Einstein-Gauss-Bonnet Black Rings at Large $D$

TL;DR

This paper investigates the properties and stability of Einstein-Gauss-Bonnet black rings at large dimensions, deriving effective equations, analyzing quasinormal modes, and exploring their evolution and stability.

Contribution

It derives effective equations for EGB black objects at large D and analyzes their stability and dynamics, including the first detailed study of EGB black ring quasinormal modes.

Findings

Thin EGB black rings are unstable against non-axisymmetric perturbations.

Numerical evolution shows unstable black rings evolve into stable non-uniform black rings.

The results support the conjecture that black rings can settle into stable non-uniform configurations.

Abstract

We study the black ring solution in the Einstein-Gauss-Bonnet (EGB) theory at large $D$. By using the $1/D$ expansion in the near horizon region we derive the effective equations for the slowly rotating black holes in the EGB theory.
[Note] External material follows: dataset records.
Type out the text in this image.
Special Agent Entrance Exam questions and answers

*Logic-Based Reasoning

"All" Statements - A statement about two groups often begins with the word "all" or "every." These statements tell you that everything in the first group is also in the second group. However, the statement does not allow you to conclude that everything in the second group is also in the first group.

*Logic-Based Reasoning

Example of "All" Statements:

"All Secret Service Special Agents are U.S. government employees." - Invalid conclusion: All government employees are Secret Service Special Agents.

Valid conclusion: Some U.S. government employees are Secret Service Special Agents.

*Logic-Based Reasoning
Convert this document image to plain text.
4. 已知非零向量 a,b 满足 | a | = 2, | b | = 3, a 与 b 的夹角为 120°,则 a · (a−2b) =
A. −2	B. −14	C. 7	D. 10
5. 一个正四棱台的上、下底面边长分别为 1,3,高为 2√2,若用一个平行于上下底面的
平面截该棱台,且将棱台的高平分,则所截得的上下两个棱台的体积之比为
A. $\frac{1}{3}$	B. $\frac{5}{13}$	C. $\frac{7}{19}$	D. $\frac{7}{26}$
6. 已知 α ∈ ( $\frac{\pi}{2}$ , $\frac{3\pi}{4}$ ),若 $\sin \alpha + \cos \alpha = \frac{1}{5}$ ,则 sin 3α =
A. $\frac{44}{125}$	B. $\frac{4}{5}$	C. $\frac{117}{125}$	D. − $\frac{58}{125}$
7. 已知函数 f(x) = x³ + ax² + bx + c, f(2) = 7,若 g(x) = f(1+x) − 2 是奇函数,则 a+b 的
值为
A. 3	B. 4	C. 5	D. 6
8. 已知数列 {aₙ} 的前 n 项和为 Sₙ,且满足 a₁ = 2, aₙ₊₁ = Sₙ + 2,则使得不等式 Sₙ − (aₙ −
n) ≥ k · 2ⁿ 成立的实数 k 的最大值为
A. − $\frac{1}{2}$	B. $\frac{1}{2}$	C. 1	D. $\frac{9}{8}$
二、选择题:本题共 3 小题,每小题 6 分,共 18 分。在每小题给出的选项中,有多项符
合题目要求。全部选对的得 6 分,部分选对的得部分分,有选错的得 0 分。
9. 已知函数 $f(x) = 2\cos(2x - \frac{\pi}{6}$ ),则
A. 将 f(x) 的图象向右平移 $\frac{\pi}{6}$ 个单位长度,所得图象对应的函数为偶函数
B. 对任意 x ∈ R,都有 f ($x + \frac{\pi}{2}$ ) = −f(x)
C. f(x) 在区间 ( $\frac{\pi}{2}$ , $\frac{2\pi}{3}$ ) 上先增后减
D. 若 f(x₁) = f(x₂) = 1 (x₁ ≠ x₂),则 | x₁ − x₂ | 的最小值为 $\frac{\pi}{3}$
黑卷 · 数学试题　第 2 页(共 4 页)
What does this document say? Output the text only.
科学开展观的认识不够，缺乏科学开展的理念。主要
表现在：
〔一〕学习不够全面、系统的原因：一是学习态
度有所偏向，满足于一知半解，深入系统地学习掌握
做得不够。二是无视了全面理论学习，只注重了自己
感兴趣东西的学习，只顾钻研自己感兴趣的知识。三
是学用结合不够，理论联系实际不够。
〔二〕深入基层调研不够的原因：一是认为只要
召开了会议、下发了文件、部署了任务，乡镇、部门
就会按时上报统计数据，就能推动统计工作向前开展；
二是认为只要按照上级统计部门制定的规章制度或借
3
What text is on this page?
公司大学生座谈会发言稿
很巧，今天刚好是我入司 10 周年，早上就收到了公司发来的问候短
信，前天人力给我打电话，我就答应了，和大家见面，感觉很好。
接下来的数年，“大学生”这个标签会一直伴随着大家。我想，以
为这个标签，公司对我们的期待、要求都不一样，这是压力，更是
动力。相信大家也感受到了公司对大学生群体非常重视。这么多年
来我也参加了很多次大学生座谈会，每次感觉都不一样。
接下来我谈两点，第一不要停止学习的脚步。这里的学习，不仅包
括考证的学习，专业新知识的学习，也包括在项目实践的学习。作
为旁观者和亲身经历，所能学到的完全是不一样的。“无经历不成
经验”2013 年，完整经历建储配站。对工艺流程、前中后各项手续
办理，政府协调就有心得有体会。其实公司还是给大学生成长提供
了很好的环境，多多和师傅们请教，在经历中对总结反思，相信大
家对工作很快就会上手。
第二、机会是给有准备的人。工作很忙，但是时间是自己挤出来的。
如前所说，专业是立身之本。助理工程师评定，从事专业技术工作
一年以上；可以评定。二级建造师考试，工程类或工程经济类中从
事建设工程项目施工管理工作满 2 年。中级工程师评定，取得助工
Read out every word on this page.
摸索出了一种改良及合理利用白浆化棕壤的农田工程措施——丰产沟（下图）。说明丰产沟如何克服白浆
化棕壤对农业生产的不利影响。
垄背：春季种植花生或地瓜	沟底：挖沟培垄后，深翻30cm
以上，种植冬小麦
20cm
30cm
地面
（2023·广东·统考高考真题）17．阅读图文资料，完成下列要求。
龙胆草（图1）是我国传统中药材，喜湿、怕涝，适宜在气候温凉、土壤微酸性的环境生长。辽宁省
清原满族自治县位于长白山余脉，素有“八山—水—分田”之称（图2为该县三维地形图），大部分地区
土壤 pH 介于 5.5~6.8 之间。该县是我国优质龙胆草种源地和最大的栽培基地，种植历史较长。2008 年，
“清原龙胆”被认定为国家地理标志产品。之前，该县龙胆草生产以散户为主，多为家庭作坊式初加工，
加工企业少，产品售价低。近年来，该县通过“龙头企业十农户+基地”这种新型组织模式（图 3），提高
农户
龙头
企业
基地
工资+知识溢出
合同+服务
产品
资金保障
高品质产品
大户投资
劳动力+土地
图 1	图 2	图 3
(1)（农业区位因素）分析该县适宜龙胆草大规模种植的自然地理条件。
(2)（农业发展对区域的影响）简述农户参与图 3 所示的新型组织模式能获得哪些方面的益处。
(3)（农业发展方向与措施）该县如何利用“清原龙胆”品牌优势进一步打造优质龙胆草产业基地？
The effective equations describe the non-linear dynamics of various stationary solutions, including the EGB black ring, the slowly rotating EGB black hole and the slowly boosted EGB black string. By different embeddings we construct these stationary solutions explicitly. By performing the perturbation analysis of the effective equations, we obtain the quasinormal modes of the EGB black ring. We find that thin EGB black ring becomes unstable against non-axisymmetric perturbation.Furthermore, we numerically evolve the effective equations in a particular case to study the final state of the instability, and find that the thin black ring becomes the stable non-uniformblack ring at late time, which gives a relative strong evidence to support the conjecture given in [arXiv:1510.02200].